Bonjour Ronald, pourrais-tu te présenter à nos lecteurs ?

Bonjour à tous, je m’appelle Ronald Ryfer, j’aurais 24 ans cette année. Je suis originaire de la Martinique mais je vis à Paris depuis maintenant 5 ans. Je suis un des co-fondateurs de Bakfull qui est une nouvelle marque de bière qui existe depuis Mai 2016, bien que le concept ait bientôt un an.

Quel a été ton parcours avant la création de Bakfull ?

Mon parcours n’a rien à voir avec la bière et le milieu de l’agroalimentaire *rires*. J’ai obtenu un baccalauréat Scientifique, puis j’ai fait un BTS Géomètre dans les Travaux Publics et j’ai terminé mes études par une Licence d’Urbanisme. Ensuite pendant un an et demi j’ai travaillé dans la fonction publique en tant que Technicien Urbaniste et Foncier.

D’où est partie l’aventure Bakfull ?

Aurélien (ndlr: Aurélien Filin, un des co-fondateurs et Président de Bakfull) et moi nous sommes des amateurs de bière, donc on se réunissait tous les week-ends pour boire de la bière chez lui et un jour, un vendredi du mois de Juin plus exactement, on s’est dit qu’il fallait qu’on fasse quelque chose, mais l’idée de base n’était pas de vendre de la bière. Au début on voulait vendre du bois bandé et après réflexion, on s’est dit « Pourquoi pas vendre une bière à base de bois bandé ? » et l’aventure Bakfull est née.

Pourquoi ce choix du bois bandé ?

On voulait un produit qui soit connu et typique de nos départements, des Antilles, car Aurélien est de la Guadeloupe et moi de la Martinique.
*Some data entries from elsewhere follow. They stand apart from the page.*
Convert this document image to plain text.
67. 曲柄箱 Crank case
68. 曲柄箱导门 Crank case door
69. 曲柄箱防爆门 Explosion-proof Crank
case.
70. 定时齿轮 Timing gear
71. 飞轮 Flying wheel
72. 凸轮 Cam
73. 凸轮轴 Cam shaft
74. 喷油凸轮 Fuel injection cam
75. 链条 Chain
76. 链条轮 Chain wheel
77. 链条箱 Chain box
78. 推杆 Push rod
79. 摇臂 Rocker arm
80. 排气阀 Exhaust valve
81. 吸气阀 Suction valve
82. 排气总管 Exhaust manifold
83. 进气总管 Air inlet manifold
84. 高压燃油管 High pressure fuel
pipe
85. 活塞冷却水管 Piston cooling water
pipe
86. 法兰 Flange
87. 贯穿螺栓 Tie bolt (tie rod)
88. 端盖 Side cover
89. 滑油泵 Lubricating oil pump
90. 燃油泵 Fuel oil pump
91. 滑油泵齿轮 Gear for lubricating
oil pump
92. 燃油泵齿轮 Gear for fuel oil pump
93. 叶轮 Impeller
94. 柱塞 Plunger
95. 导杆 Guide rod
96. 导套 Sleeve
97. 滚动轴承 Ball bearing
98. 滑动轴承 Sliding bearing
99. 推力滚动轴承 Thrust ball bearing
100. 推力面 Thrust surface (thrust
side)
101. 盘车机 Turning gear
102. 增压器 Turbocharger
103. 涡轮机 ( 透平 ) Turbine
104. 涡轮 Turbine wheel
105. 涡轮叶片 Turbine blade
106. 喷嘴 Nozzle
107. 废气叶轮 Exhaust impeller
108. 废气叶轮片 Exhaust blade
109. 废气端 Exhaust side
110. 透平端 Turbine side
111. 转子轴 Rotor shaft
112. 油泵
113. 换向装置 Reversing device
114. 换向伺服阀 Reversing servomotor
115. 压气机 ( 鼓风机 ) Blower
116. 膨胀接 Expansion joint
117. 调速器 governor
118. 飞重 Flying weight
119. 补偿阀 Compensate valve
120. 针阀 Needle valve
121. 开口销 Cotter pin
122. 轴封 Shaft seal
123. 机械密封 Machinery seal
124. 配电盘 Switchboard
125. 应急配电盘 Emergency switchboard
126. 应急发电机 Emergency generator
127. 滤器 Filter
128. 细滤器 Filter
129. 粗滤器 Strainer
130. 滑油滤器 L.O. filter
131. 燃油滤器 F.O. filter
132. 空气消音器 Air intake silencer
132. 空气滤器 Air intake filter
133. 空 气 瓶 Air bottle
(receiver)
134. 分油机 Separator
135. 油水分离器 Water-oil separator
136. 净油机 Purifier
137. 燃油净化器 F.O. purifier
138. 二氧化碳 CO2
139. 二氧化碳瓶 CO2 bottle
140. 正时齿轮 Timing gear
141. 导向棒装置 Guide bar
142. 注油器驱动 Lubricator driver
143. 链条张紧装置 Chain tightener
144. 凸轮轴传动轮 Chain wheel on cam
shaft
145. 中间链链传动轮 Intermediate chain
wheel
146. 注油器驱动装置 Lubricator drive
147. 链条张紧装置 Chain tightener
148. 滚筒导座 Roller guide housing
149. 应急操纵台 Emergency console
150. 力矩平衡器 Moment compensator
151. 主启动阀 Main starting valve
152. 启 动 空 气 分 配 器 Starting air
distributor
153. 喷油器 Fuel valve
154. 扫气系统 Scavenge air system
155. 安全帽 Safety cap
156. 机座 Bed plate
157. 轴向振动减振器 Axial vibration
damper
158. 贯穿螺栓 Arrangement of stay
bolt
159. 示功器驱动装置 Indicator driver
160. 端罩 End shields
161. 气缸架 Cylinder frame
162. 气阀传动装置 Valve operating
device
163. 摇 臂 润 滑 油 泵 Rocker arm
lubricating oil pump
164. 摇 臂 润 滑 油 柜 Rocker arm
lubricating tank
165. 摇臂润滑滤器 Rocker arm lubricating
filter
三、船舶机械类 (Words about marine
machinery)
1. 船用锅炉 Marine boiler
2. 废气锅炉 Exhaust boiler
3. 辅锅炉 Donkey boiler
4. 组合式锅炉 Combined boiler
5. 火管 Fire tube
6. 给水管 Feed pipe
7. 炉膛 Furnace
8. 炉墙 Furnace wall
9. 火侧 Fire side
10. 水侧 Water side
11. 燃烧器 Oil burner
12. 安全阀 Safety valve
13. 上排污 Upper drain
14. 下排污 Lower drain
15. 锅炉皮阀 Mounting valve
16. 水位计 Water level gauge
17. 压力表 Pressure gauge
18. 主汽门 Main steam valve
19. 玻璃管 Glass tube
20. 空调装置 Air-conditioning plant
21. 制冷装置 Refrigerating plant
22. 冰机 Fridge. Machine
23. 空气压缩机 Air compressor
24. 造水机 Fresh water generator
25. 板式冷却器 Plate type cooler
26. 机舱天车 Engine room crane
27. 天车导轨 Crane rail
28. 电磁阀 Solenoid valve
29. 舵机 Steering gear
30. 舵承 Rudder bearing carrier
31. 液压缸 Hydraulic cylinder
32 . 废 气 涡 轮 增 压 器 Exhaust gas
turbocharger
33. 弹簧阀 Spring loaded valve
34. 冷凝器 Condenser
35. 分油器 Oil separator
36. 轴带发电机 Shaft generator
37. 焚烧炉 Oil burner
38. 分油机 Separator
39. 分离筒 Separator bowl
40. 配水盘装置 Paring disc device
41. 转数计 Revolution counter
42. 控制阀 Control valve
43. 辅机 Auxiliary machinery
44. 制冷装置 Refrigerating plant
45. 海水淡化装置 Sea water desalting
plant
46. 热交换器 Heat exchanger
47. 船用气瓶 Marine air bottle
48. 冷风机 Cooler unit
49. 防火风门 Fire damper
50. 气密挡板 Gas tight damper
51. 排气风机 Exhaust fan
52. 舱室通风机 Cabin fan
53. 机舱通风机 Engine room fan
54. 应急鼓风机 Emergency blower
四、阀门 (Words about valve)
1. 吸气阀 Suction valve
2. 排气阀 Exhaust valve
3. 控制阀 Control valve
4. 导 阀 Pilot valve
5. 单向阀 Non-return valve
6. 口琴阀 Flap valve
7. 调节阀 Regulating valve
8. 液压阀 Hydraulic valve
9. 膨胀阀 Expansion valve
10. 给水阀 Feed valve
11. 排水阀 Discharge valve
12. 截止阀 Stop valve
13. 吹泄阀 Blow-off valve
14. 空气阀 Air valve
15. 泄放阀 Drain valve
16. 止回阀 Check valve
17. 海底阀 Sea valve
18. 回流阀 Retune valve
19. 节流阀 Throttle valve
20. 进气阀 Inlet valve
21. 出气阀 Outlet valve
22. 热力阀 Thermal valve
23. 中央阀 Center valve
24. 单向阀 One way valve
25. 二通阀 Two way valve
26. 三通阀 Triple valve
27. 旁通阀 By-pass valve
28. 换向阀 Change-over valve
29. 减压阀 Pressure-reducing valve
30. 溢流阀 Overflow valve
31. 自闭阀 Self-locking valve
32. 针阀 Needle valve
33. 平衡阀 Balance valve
Quand un vacancier, peu importe son origine, va en Martinique ou en Guadeloupe, il y a de fortes chances qu’il ait goûté au bois bandé, et c’est quelque chose qu’il apprécie entre autres pour ses vertus aphrodisiaques *rires*

D’où vous est venue la recette de la bière ?

Au départ c’est une bière aromatique au bois bandé, grenade et ananas, mais avant de trouver les ingrédients on a fait à peu près huit dégustations qui ont eu lieu chez Aurélien, chez moi, chez un ami par exemple. La dernière était au VIP Room où on a validé la recette à base de grenade, ananas, bois bandé, mais avant ça on a changé la recette trois ou quatre fois.

Bakfull est une bière « chabine », contrairement aux habituelles « brunes » ou « blondes ». Pourquoi cette dénomination ?

On voulait vraiment que tout dans Bakfull soit représentatif des Antilles : le logo, le nom, l’aromatisation sont vraiment symboliques. Le bois bandé représente la chaleur des îles, le mot « chabine » est propre à notre créole et à nos îles, et pour le logo on s’est inspiré du diable rouge du carnaval qui est aussi un élément de notre culture caribéenne. C’est pour tout ça qu’on a choisi le mot « chabine ».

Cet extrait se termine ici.